Mit der Vorherrschaft des Textes oder zumindest der Stimme ist der Sänger eine eindeutige Führergestalt; seiner Absicht ordnet sich alles unter, gleichzeitig darf er seinerseits nur wieder Ausdruck des Ganzen sein, kein biografischer "Erzähler" und auch keine musikalische Persönlichkeit. Aus dem "Response" der Pop-Tradition ist so etwas wie Befehlsgebrüll und Antwort geworden. Jedes musikalische Signal ist Programm und wird auch als solches empfunden.
Wenn es überhaupt Ansätze zur Musikalität in der Performance der Nazi-Bands gibt, so müssen sich diese an den grausen lyrics brechen. Die Texte der Skin-Bands sind, von den Gewaltphantasien und der larmoyanten Beschreibung der eigenen Außenseiter-Situation abgesehen, gereimte Formen der klassischen rechten Spießer-Phantasien. Dabei tendieren sie zu unangemessenen Worthülsen, einer Prätention, der die Musik nicht entspricht. Die unmusikalischen Texte wiederum müssen auf die Musik zurückwirken - statt wie in anderen Pop-Idiomen komplexer zu werden, bricht sie sich an der Rhetorik. Einen Text wie Die Retter Deutschlands, das sind wir / Für mein Heimatland kämpf´ ich wie ein wildes Tier / mit neuem Blut und Ehre, all unserm Stolz / denn wir sind hart wie deutsches Eichenholz / (Radikahl) kann man nur mit brachialer Gewalt in so etwas wie eine Melodie und gar einen Rhythmus übersetzen.
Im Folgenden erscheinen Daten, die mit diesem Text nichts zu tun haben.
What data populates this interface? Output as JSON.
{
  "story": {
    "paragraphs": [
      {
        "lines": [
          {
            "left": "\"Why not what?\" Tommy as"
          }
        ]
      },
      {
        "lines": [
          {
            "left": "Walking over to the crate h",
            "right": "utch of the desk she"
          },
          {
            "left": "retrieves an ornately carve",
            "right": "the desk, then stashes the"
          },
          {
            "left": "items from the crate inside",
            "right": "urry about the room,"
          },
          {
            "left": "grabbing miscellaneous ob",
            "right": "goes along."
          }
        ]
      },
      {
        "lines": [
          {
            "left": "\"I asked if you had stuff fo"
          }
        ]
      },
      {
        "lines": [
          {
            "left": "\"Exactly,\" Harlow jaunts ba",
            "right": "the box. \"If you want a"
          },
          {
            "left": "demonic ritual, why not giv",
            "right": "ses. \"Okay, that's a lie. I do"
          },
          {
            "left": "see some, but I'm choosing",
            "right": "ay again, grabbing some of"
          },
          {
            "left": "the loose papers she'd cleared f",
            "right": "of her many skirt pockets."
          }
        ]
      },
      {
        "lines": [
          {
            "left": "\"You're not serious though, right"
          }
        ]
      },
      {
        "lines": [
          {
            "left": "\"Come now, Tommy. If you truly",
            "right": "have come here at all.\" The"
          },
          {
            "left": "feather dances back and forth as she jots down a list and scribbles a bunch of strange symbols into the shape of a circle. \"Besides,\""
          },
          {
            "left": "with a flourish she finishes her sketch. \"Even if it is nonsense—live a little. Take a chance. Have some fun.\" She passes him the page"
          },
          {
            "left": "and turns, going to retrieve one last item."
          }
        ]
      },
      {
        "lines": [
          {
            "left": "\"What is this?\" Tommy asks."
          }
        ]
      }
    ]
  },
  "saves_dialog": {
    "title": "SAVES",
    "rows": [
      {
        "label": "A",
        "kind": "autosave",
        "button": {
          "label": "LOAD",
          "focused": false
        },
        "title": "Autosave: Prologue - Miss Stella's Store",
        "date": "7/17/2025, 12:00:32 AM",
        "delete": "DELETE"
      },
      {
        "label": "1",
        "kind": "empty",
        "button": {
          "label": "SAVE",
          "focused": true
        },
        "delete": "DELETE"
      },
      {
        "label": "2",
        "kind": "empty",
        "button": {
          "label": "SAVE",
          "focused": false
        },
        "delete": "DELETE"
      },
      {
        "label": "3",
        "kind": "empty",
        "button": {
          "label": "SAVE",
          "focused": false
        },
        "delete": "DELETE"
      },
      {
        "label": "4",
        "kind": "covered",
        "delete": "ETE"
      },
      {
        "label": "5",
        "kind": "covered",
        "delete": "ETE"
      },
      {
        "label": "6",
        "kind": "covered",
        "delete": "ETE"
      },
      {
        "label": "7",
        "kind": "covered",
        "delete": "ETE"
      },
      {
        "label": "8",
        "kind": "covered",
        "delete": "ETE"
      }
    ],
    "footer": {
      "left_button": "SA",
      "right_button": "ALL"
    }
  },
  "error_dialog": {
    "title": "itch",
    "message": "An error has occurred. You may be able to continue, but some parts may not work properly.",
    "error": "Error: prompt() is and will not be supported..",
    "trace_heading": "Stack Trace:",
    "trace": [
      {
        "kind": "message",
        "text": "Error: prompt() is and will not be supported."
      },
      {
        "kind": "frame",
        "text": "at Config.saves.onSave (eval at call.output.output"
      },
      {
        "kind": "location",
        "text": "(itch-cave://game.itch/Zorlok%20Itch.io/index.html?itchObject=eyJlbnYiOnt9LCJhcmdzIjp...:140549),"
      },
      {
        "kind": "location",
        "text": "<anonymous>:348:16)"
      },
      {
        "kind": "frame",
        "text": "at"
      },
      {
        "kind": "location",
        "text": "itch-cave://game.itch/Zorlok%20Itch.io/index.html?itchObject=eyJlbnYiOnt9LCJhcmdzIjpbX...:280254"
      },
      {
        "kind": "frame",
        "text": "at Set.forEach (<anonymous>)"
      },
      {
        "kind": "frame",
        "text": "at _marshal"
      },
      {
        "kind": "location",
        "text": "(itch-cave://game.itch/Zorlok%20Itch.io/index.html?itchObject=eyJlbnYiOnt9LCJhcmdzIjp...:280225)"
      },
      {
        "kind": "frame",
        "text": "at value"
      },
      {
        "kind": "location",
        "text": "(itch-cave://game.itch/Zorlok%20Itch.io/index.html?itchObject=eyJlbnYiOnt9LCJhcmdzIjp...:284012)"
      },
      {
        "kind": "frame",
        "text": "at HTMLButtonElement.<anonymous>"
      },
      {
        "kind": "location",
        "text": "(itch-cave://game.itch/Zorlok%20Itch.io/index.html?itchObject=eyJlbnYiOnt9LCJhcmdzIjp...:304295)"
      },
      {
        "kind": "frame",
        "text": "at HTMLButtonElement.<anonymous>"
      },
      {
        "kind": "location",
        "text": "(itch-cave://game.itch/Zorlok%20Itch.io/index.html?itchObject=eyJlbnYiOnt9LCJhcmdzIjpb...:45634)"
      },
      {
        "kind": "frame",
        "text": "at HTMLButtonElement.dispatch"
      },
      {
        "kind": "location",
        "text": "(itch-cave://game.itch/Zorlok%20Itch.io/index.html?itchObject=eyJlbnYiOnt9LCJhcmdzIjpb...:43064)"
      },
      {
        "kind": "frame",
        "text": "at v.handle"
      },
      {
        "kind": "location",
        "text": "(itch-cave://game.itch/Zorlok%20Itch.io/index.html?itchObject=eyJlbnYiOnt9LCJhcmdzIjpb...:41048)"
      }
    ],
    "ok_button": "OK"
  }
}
Diese Beziehung von Text und Musik übt Druck auf die Entwicklung der Glatzen- zur Scheitelmusik aus. Rechtsrock, darin noch einmal der Ästhetik im historischen Faschismus verwandt, vereinigt in sich Widersprüchlichkeit und Vereinfachung. Dabei kann weder das eine noch das andere zu sich kommen, beidem wird das fundamentale Verbot entgegengehalten: die Widersprüchlichkeit darf sich nicht entwickeln, und die Vereinfachung nicht zum Ursprung führen.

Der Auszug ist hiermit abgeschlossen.